A recently announced privacy tool was due to be unveiled at the DefCon gadget conference has now been effectively canceled. ProxyHam caught the attention of many news outlets, from Motherboard to Wired, and with it came some controversy about the legality of it all.
The team behind the project, RhinoSecurity, announced their shutdown and immediately ceasing any further development on it, but that they could not comment whatsoever on the reasons why.
Follow-ups left reporters with the feeling that ProxyHam innovator Ben Caudill has signed some kind of nondisclosure agreement or been forced to keep quiet about the project. It seems obvious that some official legal enforcement play may be at hand.
What is ProxyHam?
Essentially, ProxyHam was a technology designed to divert and shield wireless signals, to help Web users stay anonymous. Using a 900 MHz radio connected to an antenna, ProxyHam had a range of about 2.5 miles according to its makers.
The idea behind ProxyHam was that users would be able to set it up somewhere, maybe in a public space, and then broadcast under its aegis.
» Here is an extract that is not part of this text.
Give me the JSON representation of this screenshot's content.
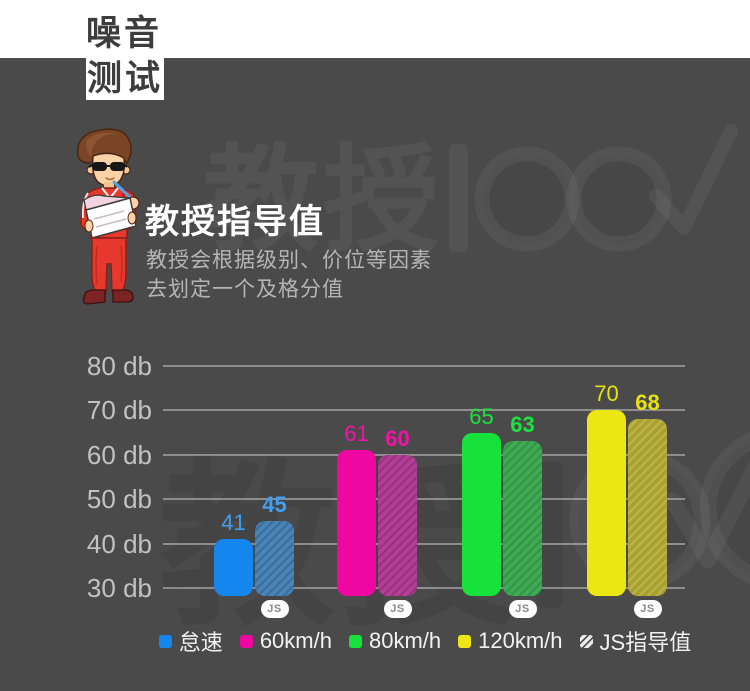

So, if snoopers tried to trace a signal back, they would go to, say, a public library, instead of someone’s home.
The real proof of ProxyHam was going to be at DefCon, where attendants were supposed to be able to buy this technology at cost and experiment with it at will.
Instead, the project is basically dead in the water, and fans shouldn’t expect any significant developments anytime soon, and those attending DefCon are certainly less than content to see it off the lineup.
ProxyHam, Proxies and VPNs
In past years, the use of things like VPNs and Web proxies has been relatively common. There wasn’t a lot of controversy around this type of thing until the recent sophistication of the Internet and an interplay of laws and regulations aimed at foiling terrorism and preventing public threats.
Now, some experts are saying that even innocuous projects like ProxyHam could be perceived as in violation of some of those safety and security oriented legislation. One law that’s being cited is the broad Computer Fraud and Abuse Act, with quite a wide-ranging applications to individual activity.
Compliant with Trade Regulations
There was some speculation that perhaps the ProxyHam project had gone on the radar of American commerce regulators. However, information from founders shows that there was no communication with the Federal Communications Commission, and that radio output below 1 watt put ProxyHam squarely in the realm of legal spectrum use.
In fact, it’s not the commerce regulators that some of these startup founders need to be worried about. Again, there is a targeting under the broader blanket of security enforcement that is starting to crack down on web anonymity methods in general. Government groups are wanting more consistent access to information about individuals, and the kinds of simple tools that protected Internet activities from prying eyes are now seen as evasive, getting knocked in security reports and even in the media. People are used to seeing these kinds of crackdowns in Third World countries, but now even in the first world, as evidenced by new British laws and other developments, it’s becoming the fashion of the day to disallow citizens certain privacy rights that had formerly been pretty much taken for granted.
With ProxyHam down for the count, it remains important to focus on new developments in Web anonymity and new grassroots efforts to look out for the consumer. There’s an extent to which public opinion supports privacy as a kind of basic freedom. You can even see this at work in the legislature with the efforts of individuals like Sen. Rand Paul. However, a lot of it happens at the grassroots level, and it’s up to individuals to get together and figure out how to advocate for individual rights and how to promote privacy for all.